All We Have Is Means
Williamsburg, 📸 July 2017
Last night I dreamed I painted over a blue sky with glowing coral. Breathing in the thick fumes of linseed oil, I could hear my flat brush swiping about, watching my hastily mixed pink-orange hue bleed streaks of blue, red, and green across the canvas. Little by little, a patchwork of dusky squares coalesced and smoothed into a lustrous warmth, covering up the cool cerulean blue—save for the very top. Some subconscious force prevented me from eclipsing the broad day completely, commanding my dreaming hand to leave a trace of space and memory for the vibrating contrast between colors.
I don’t think I’ve ever dreamed about painting or mixing or laying down oils, but I found it very soothing, surrendering to the delicate sounds and smells and colors. When it comes to creating art in my waking life, I enjoy the individual parts much more than the sum itself. The process. The means.
There’s a lovely line from Ursula K. Le Guin’s dazzling science fiction novel The Lathe of Heaven—about dreams, realities, and an unusual painting—that goes,
“The end justifies the means. But what if there never is an end? All we have is means.”
I interpret this to mean that while humans themselves are transitory, humanity is perpetual; kindness, generosity, and forethought matter. A person’s actions, the entirety of one’s life, is the slow spreading of a single brushstroke, contributing to an endless, boundless canvas. We are not the painting; we are the act of it. Living is a process. Living is the means.

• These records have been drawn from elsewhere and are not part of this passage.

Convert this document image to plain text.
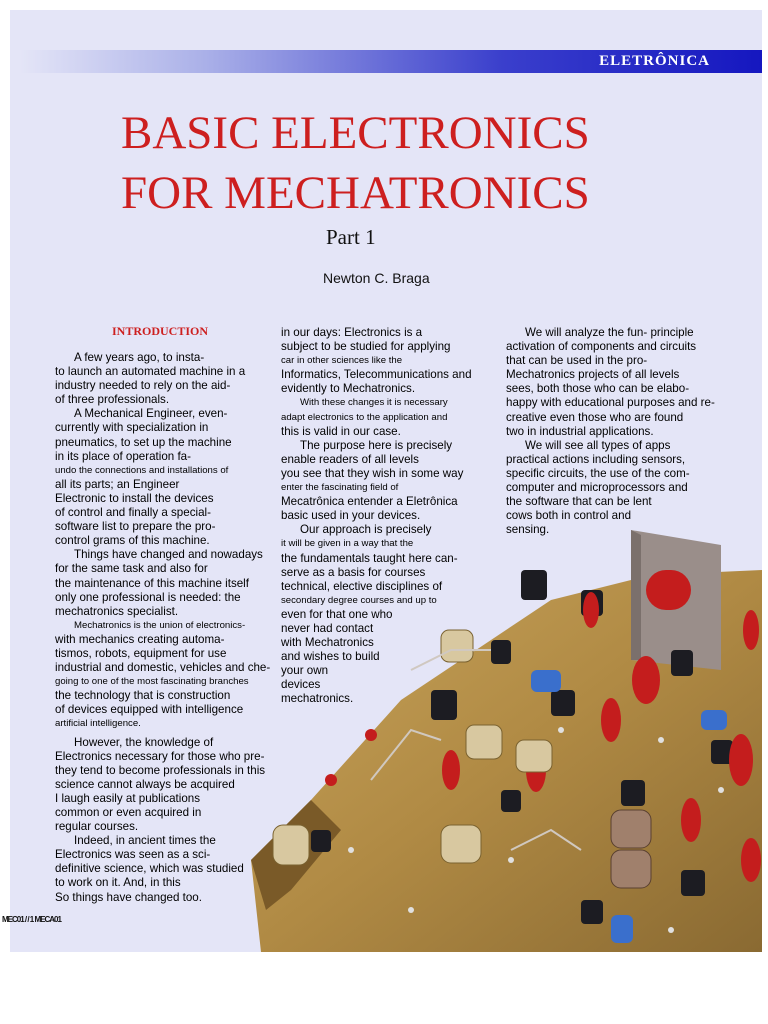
ELETRÔNICA
BASIC ELECTRONICS
FOR MECHATRONICS
Part 1
Newton C. Braga
INTRODUCTION

A few years ago, to insta-

to launch an automated machine in a

industry needed to rely on the aid-

of three professionals.

A Mechanical Engineer, even-

currently with specialization in

pneumatics, to set up the machine

in its place of operation fa-

undo the connections and installations of

all its parts; an Engineer

Electronic to install the devices

of control and finally a special-

software list to prepare the pro-

control grams of this machine.

Things have changed and nowadays

for the same task and also for

the maintenance of this machine itself

only one professional is needed: the

mechatronics specialist.

Mechatronics is the union of electronics-

with mechanics creating automa-

tismos, robots, equipment for use

industrial and domestic, vehicles and che-

going to one of the most fascinating branches

the technology that is construction

of devices equipped with intelligence

artificial intelligence.

However, the knowledge of

Electronics necessary for those who pre-

they tend to become professionals in this

science cannot always be acquired

I laugh easily at publications

common or even acquired in

regular courses.

Indeed, in ancient times the

Electronics was seen as a sci-

definitive science, which was studied

to work on it. And, in this

So things have changed too.

in our days: Electronics is a

subject to be studied for applying

car in other sciences like the

Informatics, Telecommunications and

evidently to Mechatronics.

With these changes it is necessary

adapt electronics to the application and

this is valid in our case.

The purpose here is precisely

enable readers of all levels

you see that they wish in some way

enter the fascinating field of

Mecatrônica entender a Eletrônica

basic used in your devices.

Our approach is precisely

it will be given in a way that the

the fundamentals taught here can-

serve as a basis for courses

technical, elective disciplines of

secondary degree courses and up to

even for that one who

never had contact

with Mechatronics

and wishes to build

your own

devices

mechatronics.

We will analyze the fun- principle

activation of components and circuits

that can be used in the pro-

Mechatronics projects of all levels

sees, both those who can be elabo-

happy with educational purposes and re-

creative even those who are found

two in industrial applications.

We will see all types of apps

practical actions including sensors,

specific circuits, the use of the com-

computer and microprocessors and

the software that can be lent

cows both in control and

sensing.

MEC01 / / 1 MECA01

Capitalism would have us think otherwise. Wholly dependent on greed, domination, and shortsightedness, capitalism cunningly whispers into desperate ears that we, the individual, are the end, the finished work of art. But when the end is a billionaire, how can the means—unlivable wages, child labor, deplorable working conditions, death—possibly justify the billionaire’s success? And when the billionaire dies, do not those devastating means go on living long after?
The billionaire isn’t the end; just a cruel means. In exploiting humans and the environment, in inflicting violence and suffering, all the billionaire does is fuck up their own infinitesimal brushstroke at an enormous cost to others. And there are far too many of these fucked up infinitesimal strokes being laid down, collecting like rainwater and pooling into an ugly, visible stain on history. Rather than shaping the means of humanity with vision and compassion, capitalism compels a profit-seeking society to see their individual ends met. Survive to thrive—best of luck with that.
“All we have is means.”
Imagine if we nurtured the means, ensuring safe, healthy, dignified lives for everyone, ever intertwined. Imagine that painting at the end of times, how exquisite it might be, dreamlike in its vibrating contrast of colors.